Another role is the Soldier. Set in what looks like a Vietnam flashback to begin, looking very much like the original Metal Gear with all the forested areas. You get a choice of weapon instead of mask here, and you stick with that weapon for the entire level. This changes the formula, as you’re not allowed to pick up any enemy weaponry upon emptying your gun, and instead must rely on ammo crates for more gun play. This is helped by your ability to alternate your fire mode, which brings out a knife for some CQC combat. The whole idea of being conservative with your ammo, and making sure you’re not out of bullets for when you need them, is a nice little twist to the regular gameplay we’re used to.
So my favourite bit about this whole game isn’t the addictive, fast paced gameplay and the various characters you can play as, it’s the music. The original Hotline Miami’s soundtrack was loved by many people. The second game takes it further and makes it quite possibly one of my favourite video game soundtracks ever. Much like the era the game is set in, the music is a kind of 80’s throwback, with electronic vibes of today thrown in for a thumping soundtrack to all of your calculated killing. More levels in the game gives us more of a soundtrack to listen to, and it really doesn’t disappoint at all. The stealthy vibes of M.O.O.N’s Delay in the Jungles, to the fast paced loudness of Roller Mobster by Carpenter Brut. This game got me into a whole genre of music I’d never even heard of before, and I love it.
As I said before, the story in this game is completely jumbled up. Seems as though they just threw sections in wherever they pretty much wanted, almost randomly. Sometimes you will be playing the same character for an act or two, to them be thrown backwards in time 15 years to play as a completely different character, for no real discernable reason. It does differ from the original, as you get much more of a backstory to each of the characters you play, which is a bit easier to follow in those sections. The over arcing story is still a bit hard to follow though. I do recommend sticking with it though, as the final sequence in the game is mind-blowing and definitely worth playing.
The game didn’t come without its controversy though. It’s pretty messed up in some sections and it doesn’t hide it, with some questionable sequences shown. At the very start of the game, there’s a scene which implies sexual violence, for it only to be cut and shown as a film scene. The game does warn you of this before you begin playing, allowing you to skip this sequence in its entirety. Another section shows you slowly and brutally beating to death one of the characters you’ve previously been playing as, while they slowly beg for their life, completely unaware of what’s going on.
One of the bonuses to this version of the game on PC, is a level editor for everybody to use. It’s incredibly easy and simple to understand, letting anyone with a vague idea of what they want to do create a level with ease. I don’t have much of an interest with it, but I hope that the community will come up with the amazing levels to try my hand out at, and maybe some homages to other game franchises while we’re at it.
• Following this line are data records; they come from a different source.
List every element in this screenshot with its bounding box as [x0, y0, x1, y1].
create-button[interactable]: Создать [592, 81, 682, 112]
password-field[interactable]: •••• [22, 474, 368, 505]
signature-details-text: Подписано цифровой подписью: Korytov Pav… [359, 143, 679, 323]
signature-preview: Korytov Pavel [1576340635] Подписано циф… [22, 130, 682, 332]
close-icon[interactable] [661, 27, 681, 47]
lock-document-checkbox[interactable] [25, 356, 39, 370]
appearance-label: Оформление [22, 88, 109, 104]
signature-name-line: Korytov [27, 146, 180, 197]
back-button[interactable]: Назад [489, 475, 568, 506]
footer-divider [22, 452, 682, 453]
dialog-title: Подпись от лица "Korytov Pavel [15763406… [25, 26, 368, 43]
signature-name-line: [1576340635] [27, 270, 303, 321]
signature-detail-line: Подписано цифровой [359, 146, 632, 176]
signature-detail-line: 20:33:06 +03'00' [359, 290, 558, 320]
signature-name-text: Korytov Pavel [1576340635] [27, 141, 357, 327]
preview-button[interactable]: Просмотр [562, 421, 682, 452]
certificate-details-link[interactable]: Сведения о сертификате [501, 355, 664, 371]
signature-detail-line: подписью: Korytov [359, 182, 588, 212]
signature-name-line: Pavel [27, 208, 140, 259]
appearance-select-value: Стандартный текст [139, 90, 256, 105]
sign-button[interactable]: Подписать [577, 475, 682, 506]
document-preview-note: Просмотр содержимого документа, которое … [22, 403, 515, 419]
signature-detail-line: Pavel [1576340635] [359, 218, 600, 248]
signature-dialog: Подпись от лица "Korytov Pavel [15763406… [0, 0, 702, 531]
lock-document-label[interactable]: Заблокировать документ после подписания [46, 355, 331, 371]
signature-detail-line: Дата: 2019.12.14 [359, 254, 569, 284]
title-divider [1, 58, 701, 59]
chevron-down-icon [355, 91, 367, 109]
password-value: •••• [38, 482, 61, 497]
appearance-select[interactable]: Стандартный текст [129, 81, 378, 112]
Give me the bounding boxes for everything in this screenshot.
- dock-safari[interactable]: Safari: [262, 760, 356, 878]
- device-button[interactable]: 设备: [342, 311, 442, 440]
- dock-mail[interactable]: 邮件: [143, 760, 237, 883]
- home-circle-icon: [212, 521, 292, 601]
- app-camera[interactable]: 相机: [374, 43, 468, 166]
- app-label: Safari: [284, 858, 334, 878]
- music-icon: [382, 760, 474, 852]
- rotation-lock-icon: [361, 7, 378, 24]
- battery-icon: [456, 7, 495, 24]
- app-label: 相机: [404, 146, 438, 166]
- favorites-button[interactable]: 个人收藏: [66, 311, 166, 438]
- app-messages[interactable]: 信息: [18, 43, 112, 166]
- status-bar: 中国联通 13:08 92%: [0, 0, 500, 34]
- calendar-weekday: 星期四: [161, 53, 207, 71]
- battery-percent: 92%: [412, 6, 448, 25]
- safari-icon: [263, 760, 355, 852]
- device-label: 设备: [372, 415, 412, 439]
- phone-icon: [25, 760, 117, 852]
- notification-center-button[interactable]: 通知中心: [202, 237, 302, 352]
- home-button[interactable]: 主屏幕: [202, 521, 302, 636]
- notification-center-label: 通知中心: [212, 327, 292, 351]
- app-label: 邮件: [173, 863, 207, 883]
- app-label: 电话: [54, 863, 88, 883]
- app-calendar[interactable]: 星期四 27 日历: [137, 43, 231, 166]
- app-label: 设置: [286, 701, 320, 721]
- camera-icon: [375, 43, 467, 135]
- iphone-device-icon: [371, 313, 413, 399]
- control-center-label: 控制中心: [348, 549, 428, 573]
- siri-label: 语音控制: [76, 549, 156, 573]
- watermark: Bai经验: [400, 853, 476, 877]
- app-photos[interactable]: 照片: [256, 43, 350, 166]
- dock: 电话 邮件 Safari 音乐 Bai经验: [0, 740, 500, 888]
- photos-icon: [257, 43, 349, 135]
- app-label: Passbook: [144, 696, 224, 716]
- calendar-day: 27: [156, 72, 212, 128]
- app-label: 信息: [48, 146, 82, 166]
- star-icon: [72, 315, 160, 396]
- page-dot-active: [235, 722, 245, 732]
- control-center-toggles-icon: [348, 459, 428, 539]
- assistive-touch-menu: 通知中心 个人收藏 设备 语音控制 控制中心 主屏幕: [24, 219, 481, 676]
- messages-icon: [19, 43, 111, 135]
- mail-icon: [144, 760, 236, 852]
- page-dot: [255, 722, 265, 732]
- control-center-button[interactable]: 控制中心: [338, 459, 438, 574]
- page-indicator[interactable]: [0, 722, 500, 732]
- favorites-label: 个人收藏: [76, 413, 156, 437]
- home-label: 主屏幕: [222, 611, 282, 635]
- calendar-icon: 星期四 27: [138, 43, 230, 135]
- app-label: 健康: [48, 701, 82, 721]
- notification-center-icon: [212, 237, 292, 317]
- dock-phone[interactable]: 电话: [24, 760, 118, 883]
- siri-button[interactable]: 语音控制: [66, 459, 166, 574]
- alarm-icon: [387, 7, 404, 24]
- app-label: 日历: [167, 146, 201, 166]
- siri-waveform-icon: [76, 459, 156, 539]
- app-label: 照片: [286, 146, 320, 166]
So overall, it looks very similar to its predecessor, but the framework that fits around the core ultraviolent gameplay has been changed significantly. Some people will not like the restrictions placed upon them for scenes. Personally I loved being forced to play in different ways, as the original gave me too many options, leaving me to pick pretty much one mask for the entire game.
It’s more of the same run and gun violence from the original, puzzling and tricky, but feels fantastic to pull it all off successfully. If you didn’t like the first you won’t like this. If you wanted a more fulfilling experience form the first game, this is definitely what you want.